Recall that the problem that we're trying to solve is to count the number of trailing zeros in $n!$. Here is an example:
def fact(n):
res = 1
for i in range(1, n+1):
res *= i
return res
if __name__ == '__main__':
print(fact(20))
$20!$ has 4 trailing zeros -- zeros at the end of the number.
Here is the naive approach to the problem. First, compute $n!$, then, keep dividing the number by 10 (i.e., removing 0's), while that's possible; all the while, keep incrementing a counter that keeps track of how many times we divided by 10.
def trailing_zerosA(n):
'''Return the number of trailing zeros in n!
Arguments:
n - a positive integer
'''
n_fact = fact(n)
res = 0 #number of times
#n_fact was divided by 10
#so far.
while n_fact % 10 == 0:
n_fact //= 10
res += 1
return res
if __name__ == '__main__':
n = 20
print("The number of trailing zeros in", n, "factorial is", trailing_zerosA(n))
Here is another approach.
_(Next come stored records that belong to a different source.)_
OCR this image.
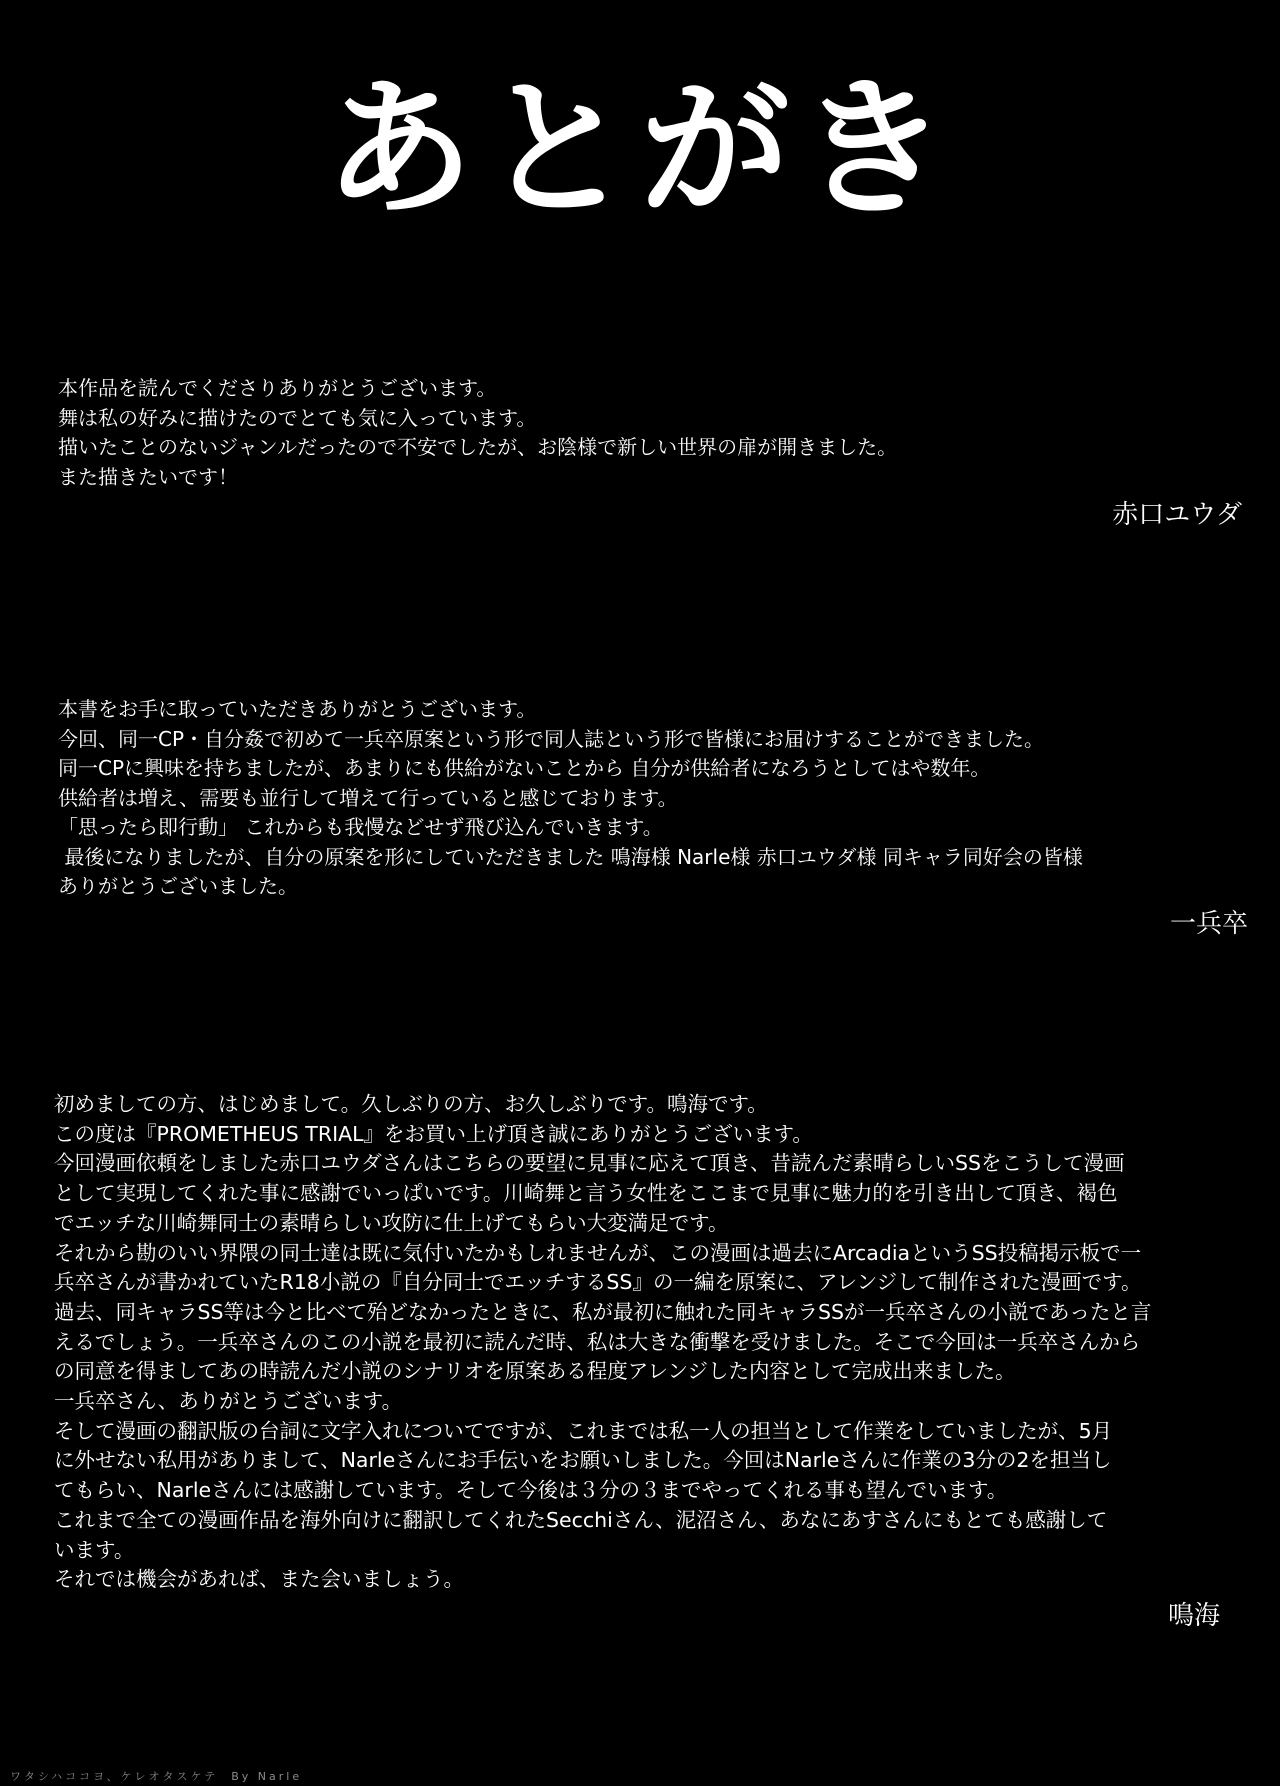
あとがき
本作品を読んでくださりありがとうございます。
舞は私の好みに描けたのでとても気に入っています。
描いたことのないジャンルだったので不安でしたが、お陰様で新しい世界の扉が開きました。
また描きたいです！
赤口ユウダ
本書をお手に取っていただきありがとうございます。
今回、同一CP・自分姦で初めて一兵卒原案という形で同人誌という形で皆様にお届けすることができました。
同一CPに興味を持ちましたが、あまりにも供給がないことから 自分が供給者になろうとしてはや数年。
供給者は増え、需要も並行して増えて行っていると感じております。
「思ったら即行動」 これからも我慢などせず飛び込んでいきます。
最後になりましたが、自分の原案を形にしていただきました 鳴海様 Narle様 赤口ユウダ様 同キャラ同好会の皆様
ありがとうございました。
一兵卒
初めましての方、はじめまして。久しぶりの方、お久しぶりです。鳴海です。
この度は『PROMETHEUS TRIAL』をお買い上げ頂き誠にありがとうございます。
今回漫画依頼をしました赤口ユウダさんはこちらの要望に見事に応えて頂き、昔読んだ素晴らしいSSをこうして漫画
として実現してくれた事に感謝でいっぱいです。川崎舞と言う女性をここまで見事に魅力的を引き出して頂き、褐色
でエッチな川崎舞同士の素晴らしい攻防に仕上げてもらい大変満足です。
それから勘のいい界隈の同士達は既に気付いたかもしれませんが、この漫画は過去にArcadiaというSS投稿掲示板で一
兵卒さんが書かれていたR18小説の『自分同士でエッチするSS』の一編を原案に、アレンジして制作された漫画です。
過去、同キャラSS等は今と比べて殆どなかったときに、私が最初に触れた同キャラSSが一兵卒さんの小説であったと言
えるでしょう。一兵卒さんのこの小説を最初に読んだ時、私は大きな衝撃を受けました。そこで今回は一兵卒さんから
の同意を得ましてあの時読んだ小説のシナリオを原案ある程度アレンジした内容として完成出来ました。
一兵卒さん、ありがとうございます。
そして漫画の翻訳版の台詞に文字入れについてですが、これまでは私一人の担当として作業をしていましたが、5月
に外せない私用がありまして、Narleさんにお手伝いをお願いしました。今回はNarleさんに作業の3分の2を担当し
てもらい、Narleさんには感謝しています。そして今後は３分の３までやってくれる事も望んでいます。
これまで全ての漫画作品を海外向けに翻訳してくれたSecchiさん、泥沼さん、あなにあすさんにもとても感謝して
います。
それでは機会があれば、また会いましょう。
鳴海
ワタシハココヨ、ケレオタスケテ  By Narle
Observe that
$n! = 1\times 2\times 3\times ... \times n = a\times 10^k$. If $k$ is as large as it can be, then $k$ is the number of trailing zeros in $n!$.
Now, we also have $n! = a\times 2^k\times 5^k$. So if we find out how many factors of $5$ there are in the product $n! = 1\times 2\times 3\times ... \times n$, we can find the number of trailing zeros. Let's do it factor-by-factor.
First, let's write a function that finds how many factors of factor there are in an arbitrary number m.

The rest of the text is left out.